Wessel Jennifer, Schork Nicholas J
Polymorphism Research Laboratory, Department of Psychiatry, Divisions of Epidemiology, Center for Human Genetics and Genomics, University of California at San Diego, La Jolla, CA 92093-0603, USA.
Am J Hum Genet. 2006 Nov;79(5):792-806. doi: 10.1086/508346. Epub 2006 Sep 21.
Large-scale, multilocus genetic association studies require powerful and appropriate statistical-analysis tools that are designed to relate genotype and haplotype information to phenotypes of interest. Many analysis approaches consider relating allelic, haplotypic, or genotypic information to a trait through use of extensions of traditional analysis techniques, such as contingency-table analysis, regression methods, and analysis-of-variance techniques. In this work, we consider a complementary approach that involves the characterization and measurement of the similarity and dissimilarity of the allelic composition of a set of individuals' diploid genomes at multiple loci in the regions of interest. We describe a regression method that can be used to relate variation in the measure of genomic dissimilarity (or "distance") among a set of individuals to variation in their trait values. Weighting factors associated with functional or evolutionary conservation information of the loci can be used in the assessment of similarity. The proposed method is very flexible and is easily extended to complex multilocus-analysis settings involving covariates. In addition, the proposed method actually encompasses both single-locus and haplotype-phylogeny analysis methods, which are two of the most widely used approaches in genetic association analysis. We showcase the method with data described in the literature. Ultimately, our method is appropriate for high-dimensional genomic data and anticipates an era when cost-effective exhaustive DNA sequence data can be obtained for a large number of individuals, over and above genotype information focused on a few well-chosen loci.
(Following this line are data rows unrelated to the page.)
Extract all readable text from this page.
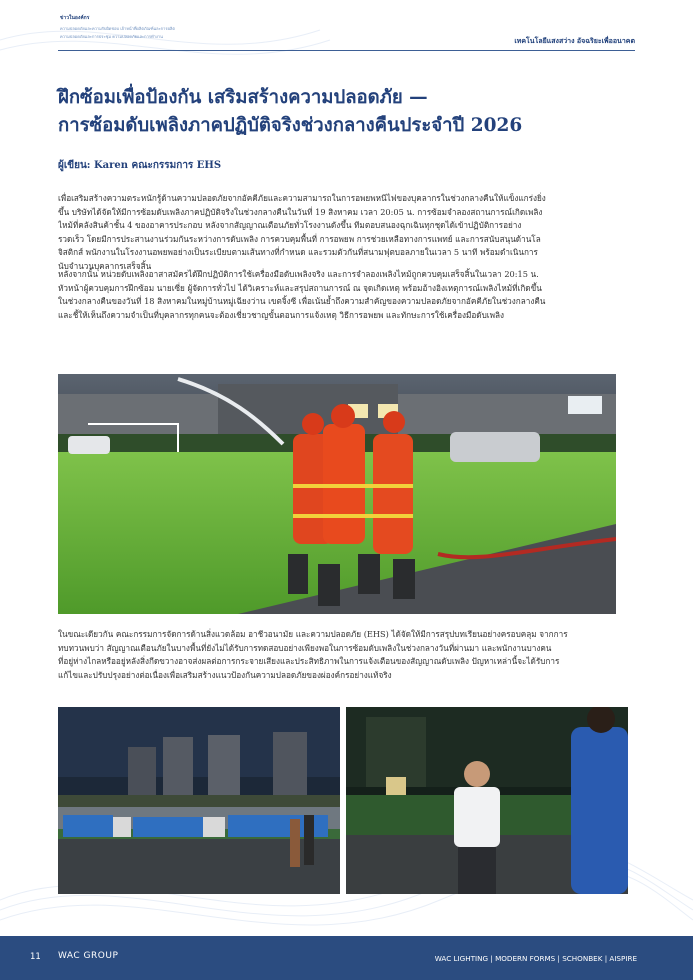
ข่าวในองค์กร
ความปลอดภัยและความรับผิดชอบ เจ้าหน้าที่ผลิตภัณฑ์และการผลิต
ความปลอดภัยและการประชุม ความปลอดภัยและการทำงาน
เทคโนโลยีแสงสว่าง อัจฉริยะเพื่ออนาคต
ฝึกซ้อมเพื่อป้องกัน เสริมสร้างความปลอดภัย —
การซ้อมดับเพลิงภาคปฏิบัติจริงช่วงกลางคืนประจำปี 2026
ผู้เขียน: Karen คณะกรรมการ EHS
เพื่อเสริมสร้างความตระหนักรู้ด้านความปลอดภัยจากอัคคีภัยและความสามารถในการอพยพหนีไฟของบุคลากรในช่วงกลางคืนให้แข็งแกร่งยิ่ง
ขึ้น บริษัทได้จัดให้มีการซ้อมดับเพลิงภาคปฏิบัติจริงในช่วงกลางคืนในวันที่ 19 สิงหาคม เวลา 20:05 น. การซ้อมจำลองสถานการณ์เกิดเพลิง
ไหม้ที่คลังสินค้าชั้น 4 ของอาคารประกอบ หลังจากสัญญาณเตือนภัยทั่วโรงงานดังขึ้น ทีมตอบสนองฉุกเฉินทุกชุดได้เข้าปฏิบัติการอย่าง
รวดเร็ว โดยมีการประสานงานร่วมกันระหว่างการดับเพลิง การควบคุมพื้นที่ การอพยพ การช่วยเหลือทางการแพทย์ และการสนับสนุนด้านโล
จิสติกส์ พนักงานในโรงงานอพยพอย่างเป็นระเบียบตามเส้นทางที่กำหนด และรวมตัวกันที่สนามฟุตบอลภายในเวลา 5 นาที พร้อมดำเนินการ
นับจำนวนบุคลากรเสร็จสิ้น
หลังจากนั้น หน่วยดับเพลิงอาสาสมัครได้ฝึกปฏิบัติการใช้เครื่องมือดับเพลิงจริง และการจำลองเพลิงไหม้ถูกควบคุมเสร็จสิ้นในเวลา 20:15 น.
หัวหน้าผู้ควบคุมการฝึกซ้อม นายเซี่ย ผู้จัดการทั่วไป ได้วิเคราะห์และสรุปสถานการณ์ ณ จุดเกิดเหตุ พร้อมอ้างอิงเหตุการณ์เพลิงไหม้ที่เกิดขึ้น
ในช่วงกลางคืนของวันที่ 18 สิงหาคมในหมู่บ้านหมู่เฉียงว่าน เขตจิ้งซี เพื่อเน้นย้ำถึงความสำคัญของความปลอดภัยจากอัคคีภัยในช่วงกลางคืน
และชี้ให้เห็นถึงความจำเป็นที่บุคลากรทุกคนจะต้องเชี่ยวชาญขั้นตอนการแจ้งเหตุ วิธีการอพยพ และทักษะการใช้เครื่องมือดับเพลิง
ในขณะเดียวกัน คณะกรรมการจัดการด้านสิ่งแวดล้อม อาชีวอนามัย และความปลอดภัย (EHS) ได้จัดให้มีการสรุปบทเรียนอย่างครอบคลุม จากการ
ทบทวนพบว่า สัญญาณเตือนภัยในบางพื้นที่ยังไม่ได้รับการทดสอบอย่างเพียงพอในการซ้อมดับเพลิงในช่วงกลางวันที่ผ่านมา และพนักงานบางคน
ที่อยู่ห่างไกลหรืออยู่หลังสิ่งกีดขวางอาจส่งผลต่อการกระจายเสียงและประสิทธิภาพในการแจ้งเตือนของสัญญาณดับเพลิง ปัญหาเหล่านี้จะได้รับการ
แก้ไขและปรับปรุงอย่างต่อเนื่องเพื่อเสริมสร้างแนวป้องกันความปลอดภัยของผ่องค์กรอย่างแท้จริง
11 WAC GROUP	WAC LIGHTING | MODERN FORMS | SCHONBEK | AISPIRE
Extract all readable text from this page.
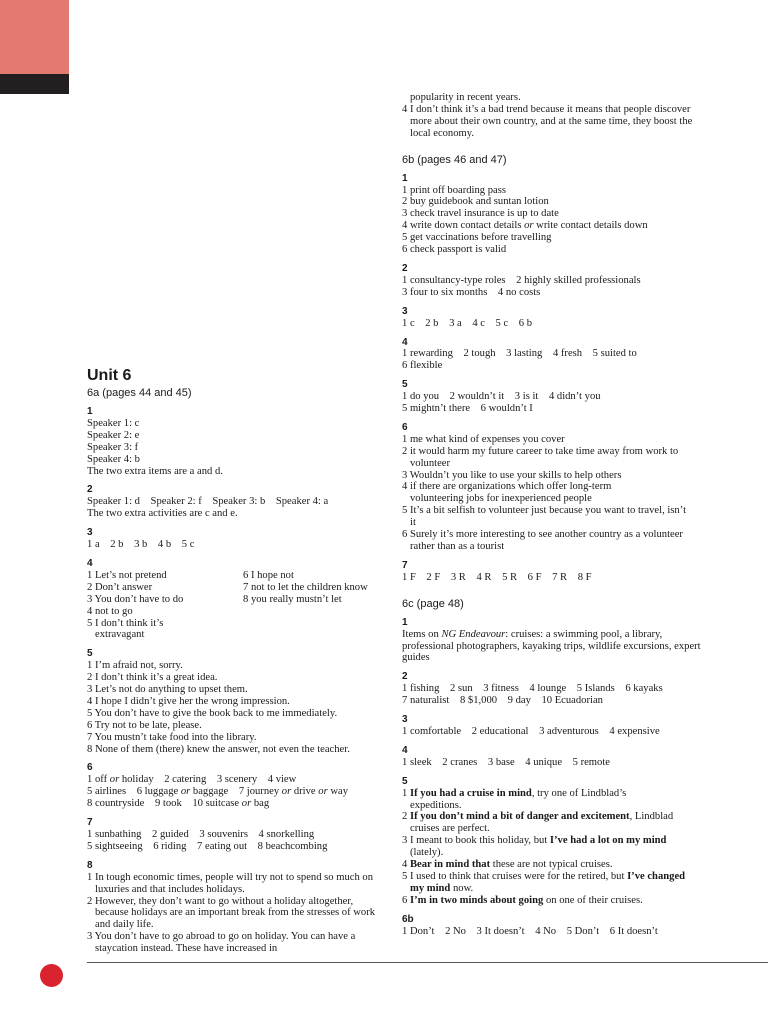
Unit 6
6a (pages 44 and 45)
1
Speaker 1: c
Speaker 2: e
Speaker 3: f
Speaker 4: b
The two extra items are a and d.
2
Speaker 1: d    Speaker 2: f    Speaker 3: b    Speaker 4: a
The two extra activities are c and e.
3
1 a    2 b    3 b    4 b    5 c
4
1 Let’s not pretend
2 Don’t answer
3 You don’t have to do
4 not to go
5 I don’t think it’s extravagant
6 I hope not
7 not to let the children know
8 you really mustn’t let
5
1 I’m afraid not, sorry.
2 I don’t think it’s a great idea.
3 Let’s not do anything to upset them.
4 I hope I didn’t give her the wrong impression.
5 You don’t have to give the book back to me immediately.
6 Try not to be late, please.
7 You mustn’t take food into the library.
8 None of them (there) knew the answer, not even the teacher.
6
1 off or holiday    2 catering    3 scenery    4 view
5 airlines    6 luggage or baggage    7 journey or drive or way
8 countryside    9 took    10 suitcase or bag
7
1 sunbathing    2 guided    3 souvenirs    4 snorkelling
5 sightseeing    6 riding    7 eating out    8 beachcombing
8
1 In tough economic times, people will try not to spend so much on luxuries and that includes holidays.
2 However, they don’t want to go without a holiday altogether, because holidays are an important break from the stresses of work and daily life.
3 You don’t have to go abroad to go on holiday. You can have a staycation instead. These have increased in
popularity in recent years.
4 I don’t think it’s a bad trend because it means that people discover more about their own country, and at the same time, they boost the local economy.
6b (pages 46 and 47)
1
1 print off boarding pass
2 buy guidebook and suntan lotion
3 check travel insurance is up to date
4 write down contact details or write contact details down
5 get vaccinations before travelling
6 check passport is valid
2
1 consultancy-type roles    2 highly skilled professionals
3 four to six months    4 no costs
3
1 c    2 b    3 a    4 c    5 c    6 b
4
1 rewarding    2 tough    3 lasting    4 fresh    5 suited to
6 flexible
5
1 do you    2 wouldn’t it    3 is it    4 didn’t you
5 mightn’t there    6 wouldn’t I
6
1 me what kind of expenses you cover
2 it would harm my future career to take time away from work to volunteer
3 Wouldn’t you like to use your skills to help others
4 if there are organizations which offer long-term volunteering jobs for inexperienced people
5 It’s a bit selfish to volunteer just because you want to travel, isn’t it
6 Surely it’s more interesting to see another country as a volunteer rather than as a tourist
7
1 F    2 F    3 R    4 R    5 R    6 F    7 R    8 F
6c (page 48)
1
Items on NG Endeavour: cruises: a swimming pool, a library, professional photographers, kayaking trips, wildlife excursions, expert guides
2
1 fishing    2 sun    3 fitness    4 lounge    5 Islands    6 kayaks
7 naturalist    8 $1,000    9 day    10 Ecuadorian
3
1 comfortable    2 educational    3 adventurous    4 expensive
4
1 sleek    2 cranes    3 base    4 unique    5 remote
5
1 If you had a cruise in mind, try one of Lindblad’s expeditions.
2 If you don’t mind a bit of danger and excitement, Lindblad cruises are perfect.
3 I meant to book this holiday, but I’ve had a lot on my mind (lately).
4 Bear in mind that these are not typical cruises.
5 I used to think that cruises were for the retired, but I’ve changed my mind now.
6 I’m in two minds about going on one of their cruises.
6b
1 Don’t    2 No    3 It doesn’t    4 No    5 Don’t    6 It doesn’t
大规模、多位点基因关联研究需要强大且合适的统计分析工具,这些工具旨在将基因型和单倍型信息与感兴趣的表型联系起来。许多分析方法考虑通过使用传统分析技术的扩展,如列联表分析、回归方法和方差分析技术,将等位基因、单倍型或基因型信息与性状联系起来。在这项工作中,我们考虑一种互补的方法,该方法涉及对感兴趣区域内多个位点上一组个体的二倍体基因组等位基因组成的相似性和差异性进行表征和测量。我们描述了一种回归方法,可用于将一组个体之间基因组差异(或“距离”)测量值的变化与其性状值的变化联系起来。与位点的功能或进化保守信息相关的加权因子可用于相似性评估。所提出的方法非常灵活,并且很容易扩展到涉及协变量的复杂多位点分析设置。此外,所提出的方法实际上涵盖了单一位点和单倍型系统发育分析方法,这是基因关联分析中使用最广泛的两种方法。我们用文献中描述的数据展示了该方法。最终,我们的方法适用于高维基因组数据,并预示着一个时代的到来,那时除了关注少数精心挑选位点的基因型信息外,还可以为大量个体获得具有成本效益的详尽DNA序列数据。